- Genre: Flagship News
- Starring: Paul Jansen Arnold Gay Michelle Quah
- Country of origin: Singapore
- Original language: English

Production
- Camera setup: Multi-camera
- Running time: 30 minutes
- Production company: SPH MediaWorks

Original release
- Network: Channel i
- Release: 21 May 2001 – 31 December 2004

= Channel i News =

2001–2004 Singaporean TV news programme

Channel i News (formerly TVWorks News and Straits Times TV News) was a Singaporean daily evening news bulletin broadcast on Channel i from its inception until its closure. It employed synergies from Singapore Press Holdings' print publications, most notably The Straits Times, which used its name until 2003.

==History==
SPH MediaWorks received its first contracts for news in July 2000, when Jennifer Lewis was appointed the head of its TV News Unit. In late August, it was reported that Lim Chung Bee of the Chinese team (responsible for what would become Channel U) was set to visit the offices of CNN and the BBC for preliminary training. A news studio was being built at Times House in Kim Seng Road. On 1 December 2000, Arnold Gay and Michelle Quah, formerly of Channel NewsAsia, joined. Gay noticed the opportunity as a "dream come true" owing to its integration with the print and online units of the conglomerate and was expecting synergy from it.

The first TVWorks News bulletins aired on 21 May 2001, the channel's second day on air (its first day had a special schedule). TVWorks broadcast two news bulletins that day, first at 7:30pm and then at 10:30pm. (Note: TVWorks News at 7:30 was listed as The Evening News and TVWorks News at 10:30 was listed as The Nightly News in TV listings, respectively.) The 7:30pm bulletin was presented by Michelle Quah, and the 10:30pm bulletin by Paul Jansen. Although the first edition of TVWorks News was plagued by minor technical issues, the bulletin was known for its novel ideas, such as ending the bulletins with live jazz performances by the Singapore Stompers. Unlike its competitor News 5 Tonight, TVWorks News was aimed more at local news.

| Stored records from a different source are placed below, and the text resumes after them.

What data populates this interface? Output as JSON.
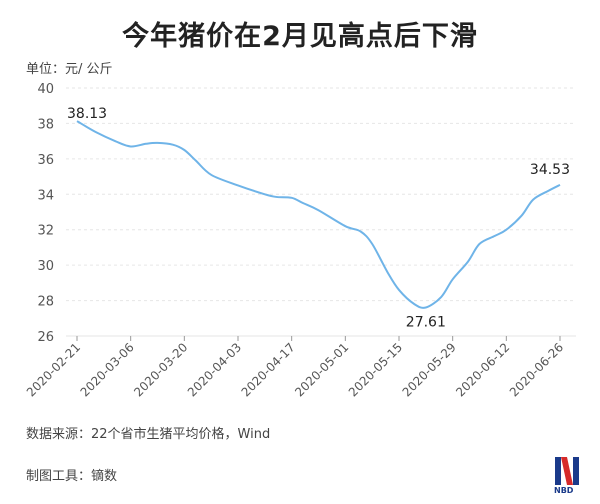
{
  "chart_data": {
    "type": "line",
    "title": "今年猪价在2月见高点后下滑",
    "ylabel": "单位：元/ 公斤",
    "ylim": [
      26,
      40
    ],
    "yticks": [
      26,
      28,
      30,
      32,
      34,
      36,
      38,
      40
    ],
    "xticks": [
      "2020-02-21",
      "2020-03-06",
      "2020-03-20",
      "2020-04-03",
      "2020-04-17",
      "2020-05-01",
      "2020-05-15",
      "2020-05-29",
      "2020-06-12",
      "2020-06-26"
    ],
    "grid": "horizontal",
    "line_color": "#6fb4e8",
    "series": [
      {
        "x": [
          "2020-02-21",
          "2020-02-26",
          "2020-03-02",
          "2020-03-06",
          "2020-03-10",
          "2020-03-13",
          "2020-03-17",
          "2020-03-20",
          "2020-03-23",
          "2020-03-27",
          "2020-04-03",
          "2020-04-10",
          "2020-04-13",
          "2020-04-17",
          "2020-04-20",
          "2020-04-24",
          "2020-05-01",
          "2020-05-05",
          "2020-05-08",
          "2020-05-12",
          "2020-05-15",
          "2020-05-19",
          "2020-05-22",
          "2020-05-26",
          "2020-05-29",
          "2020-06-02",
          "2020-06-05",
          "2020-06-09",
          "2020-06-12",
          "2020-06-16",
          "2020-06-19",
          "2020-06-23",
          "2020-06-26"
        ],
        "y": [
          38.13,
          37.5,
          37.0,
          36.7,
          36.85,
          36.9,
          36.8,
          36.5,
          35.9,
          35.1,
          34.5,
          34.0,
          33.85,
          33.8,
          33.5,
          33.1,
          32.2,
          31.9,
          31.2,
          29.6,
          28.6,
          27.8,
          27.61,
          28.2,
          29.2,
          30.2,
          31.2,
          31.65,
          32.0,
          32.8,
          33.7,
          34.2,
          34.53
        ]
      }
    ],
    "annotations": [
      {
        "x": "2020-02-21",
        "y": 38.13,
        "text": "38.13"
      },
      {
        "x": "2020-05-22",
        "y": 27.61,
        "text": "27.61"
      },
      {
        "x": "2020-06-26",
        "y": 34.53,
        "text": "34.53"
      }
    ]
  },
  "footer": {
    "source": "数据来源：22个省市生猪平均价格，Wind",
    "tool": "制图工具：镝数",
    "logo_text": "NBD"
  }
}
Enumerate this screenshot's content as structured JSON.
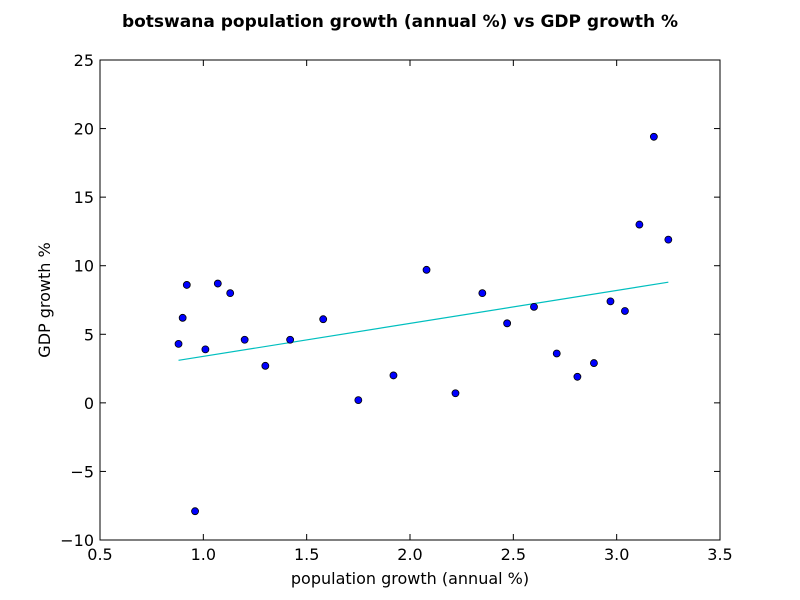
{
  "chart_data": {
    "type": "scatter",
    "title": "botswana population growth (annual %) vs GDP growth %",
    "xlabel": "population growth (annual %)",
    "ylabel": "GDP growth %",
    "xlim": [
      0.5,
      3.5
    ],
    "ylim": [
      -10,
      25
    ],
    "xticks": [
      0.5,
      1.0,
      1.5,
      2.0,
      2.5,
      3.0,
      3.5
    ],
    "xtick_labels": [
      "0.5",
      "1.0",
      "1.5",
      "2.0",
      "2.5",
      "3.0",
      "3.5"
    ],
    "yticks": [
      -10,
      -5,
      0,
      5,
      10,
      15,
      20,
      25
    ],
    "ytick_labels": [
      "−10",
      "−5",
      "0",
      "5",
      "10",
      "15",
      "20",
      "25"
    ],
    "grid": false,
    "points": [
      {
        "x": 0.88,
        "y": 4.3
      },
      {
        "x": 0.9,
        "y": 6.2
      },
      {
        "x": 0.92,
        "y": 8.6
      },
      {
        "x": 0.96,
        "y": -7.9
      },
      {
        "x": 1.01,
        "y": 3.9
      },
      {
        "x": 1.07,
        "y": 8.7
      },
      {
        "x": 1.13,
        "y": 8.0
      },
      {
        "x": 1.2,
        "y": 4.6
      },
      {
        "x": 1.3,
        "y": 2.7
      },
      {
        "x": 1.42,
        "y": 4.6
      },
      {
        "x": 1.58,
        "y": 6.1
      },
      {
        "x": 1.75,
        "y": 0.2
      },
      {
        "x": 1.92,
        "y": 2.0
      },
      {
        "x": 2.08,
        "y": 9.7
      },
      {
        "x": 2.22,
        "y": 0.7
      },
      {
        "x": 2.35,
        "y": 8.0
      },
      {
        "x": 2.47,
        "y": 5.8
      },
      {
        "x": 2.6,
        "y": 7.0
      },
      {
        "x": 2.71,
        "y": 3.6
      },
      {
        "x": 2.81,
        "y": 1.9
      },
      {
        "x": 2.89,
        "y": 2.9
      },
      {
        "x": 2.97,
        "y": 7.4
      },
      {
        "x": 3.04,
        "y": 6.7
      },
      {
        "x": 3.11,
        "y": 13.0
      },
      {
        "x": 3.18,
        "y": 19.4
      },
      {
        "x": 3.25,
        "y": 11.9
      }
    ],
    "trendline": {
      "x": [
        0.88,
        3.25
      ],
      "y": [
        3.1,
        8.8
      ]
    },
    "colors": {
      "point_fill": "#0000ff",
      "point_edge": "#000000",
      "trendline": "#00bfbf"
    }
  }
}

On 13 June 2001, the channel's news operation angered the Filipino community with controversial remarks from Michelle Quah telling viewers that the Abu Sayyaf hostages were "fortunately not American." This led to accusations of portrayals of Filipinos as maids or prostitutes. Quah apologised on the following evening's newscast, after news of the incident reached news wires. As of early July, both of its bulletins were not rating well, raking in an average 10,600 viewers, as the audience preferred CNA and foreign news channels instead. By mid-July, ratings fell to 7,000 viewers for both bulletins. Yvonne Kwok in her TV column at Streats on 17 July even questioned the need for two bulletins on the channel.

On 3 September 2001, the same day TVWorks introduced a new schedule in order to recoup losses from the initial format, the news moved to 9:30pm (the same time as News 5 Tonight) and adopted a two-anchor format (still using the single-anchor format for weekend bulletins), presented by Arnold Gay and Michelle Quah; the former returned to SPH. The new format favoured scoops from SPH newspapers over wire reports; scoops were rarely seen on Singaporean TV news at the time.

In order to increase its identity and ratings, SPH MediaWorks announced on 12 May 2003 that it would rebrand Straits Times TV News as Channel i News effective 19 May 2003. The new look was heavily visual in nature. A few months later, in July, its journalist Deborah Ng gave the story of the surgical operation of Iranian twins Laleh and Ladan Bijani to US network CNN. In order to clear more time for entertainment programming, the bulletin moved to 8:30pm on 3 November 2003. On 4 December 2003, Channel i News was awarded "Best News Programme" at the 2003 Asian Television Awards. The award was given mainly because of its 2003 refresh.

The final edition of Channel i News aired on 31 December 2004 at the usual time and was repeated at 1am, effectively becoming the last programme seen on the channel. The final segment consisted of a brief retrospective of the channel's news and current affairs programming, followed by a farewell message from the channel's news team.